Performance Evaluation of Neural Networks on Community Detection

Discussion

Strengths and Weaknesses of each Algorithm

MLP on Node Features

The Multi-Layer Perceptron (MLP) working solely based on node features makes it a simple algorithm to utilize for community detection. The model does not need a set of nodes and edges to deploy, so it is able to perform in the absence of graph data. However, its simple dependence on the node features means if the node features are not predictive of which community a node belongs to, the model is bound to perform poorly. Also, the model can only perform so well in the absence of further information like the nodes and edges of the graph data.

MLP on Graph Data

The strengths of using a MLP for community detection using only graph data are its simplicity and flexibility. MLPs are straightforward models that can easily handle simple linear relationships between input and output data, making them well-suited for processing graph data. They are also flexible and can be easily modified to accommodate different types of graph data. Additionally, MLPs can generalize well to unseen data, making them well-suited for community detection tasks where predictions need to be made on new, previously unseen nodes. The weaknesses of using an MLP for community detection include limited model capacity, the potential for overfitting, and insensitivity to graph structure. MLPs are limited in their ability to capture complex non-linear relationships between input and output data, which can result in suboptimal performance on large and complex graphs.

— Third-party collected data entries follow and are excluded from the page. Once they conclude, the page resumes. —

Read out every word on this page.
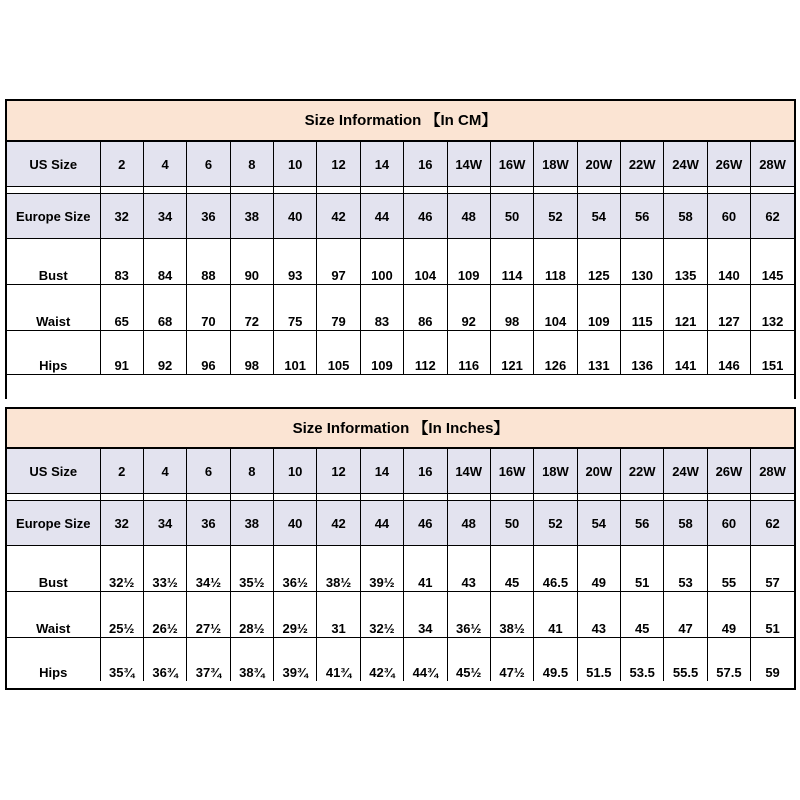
Size Information 【In CM】
US Size	2	4	6	8	10	12	14	16	14W	16W	18W	20W	22W	24W	26W	28W

Europe Size	32	34	36	38	40	42	44	46	48	50	52	54	56	58	60	62
Bust	83	84	88	90	93	97	100	104	109	114	118	125	130	135	140	145
Waist	65	68	70	72	75	79	83	86	92	98	104	109	115	121	127	132
Hips	91	92	96	98	101	105	109	112	116	121	126	131	136	141	146	151

Size Information 【In Inches】
US Size	2	4	6	8	10	12	14	16	14W	16W	18W	20W	22W	24W	26W	28W

Europe Size	32	34	36	38	40	42	44	46	48	50	52	54	56	58	60	62
Bust	32½	33½	34½	35½	36½	38½	39½	41	43	45	46.5	49	51	53	55	57
Waist	25½	26½	27½	28½	29½	31	32½	34	36½	38½	41	43	45	47	49	51
Hips	35¾	36¾	37¾	38¾	39¾	41¾	42¾	44¾	45½	47½	49.5	51.5	53.5	55.5	57.5	59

GNN on Node Features + Graph Data

The graph convolutional neural network makes use of both the node features and set of nodes and edges given in the data to predict communities. The model depends on the existence and quality of both the node features and graph data, so having both is a prerequisite to implement this neural network. To its advantage, it has more potential to perform well precisely because it can use more data to make predictions. A disadvantage of the GCN is that it can result in flawed predictions when the node features are not closely related to the underlying communities they belong to. Another disadvantage can occur when the community structure of a network is indistinct, indicated by a low or negative community density difference. In such cases, the graph structure does not facilitate community detection for traditional clustering algorithms or the GCN. However, GCNs can leverage node features to optimize the model, which gives them an edge over traditional algorithms.

Comparison of Results

CORA dataset

A comparison of the results of three models for community detection on CORA dataset shows that the GCN performed the best, achieving an accuracy of $90.04\%$. The MLP which used node features had the second-best performance, with an accuracy of $77.12\%$. However, the MLP which used graph data showed a lower accuracy of $72.69\%$. These results indicate that incorporating node feature information into the model can lead to improved performance in community detection tasks. The GCN, which was specifically designed to process node features and graph data, demonstrated the best results, while the MLP on Node Features showed a significant drop in accuracy when only using node features. These results highlight the importance of considering both node features and graph structure information in community detection tasks.

Twitch Gamers Dataset

The analysis of the Twitch Gamer dataset revealed that node features can sometimes have a detrimental effect on the predictive capacity of the models. While the results from the CORA dataset suggest that incorporating both graph structure and node features can improve performance, the findings from the Twitch dataset indicate that irrelevant node features can reduce the predictability of the models, as shown by how model performance dropped by about $15\%$ when incorporating both graph structure and node features compared to only graph structure. As previously mentioned, the node features in the Twitch Gamers dataset are probably not directly related to language communities, and including these extraneous features in the models substantially diminishes their predictive power.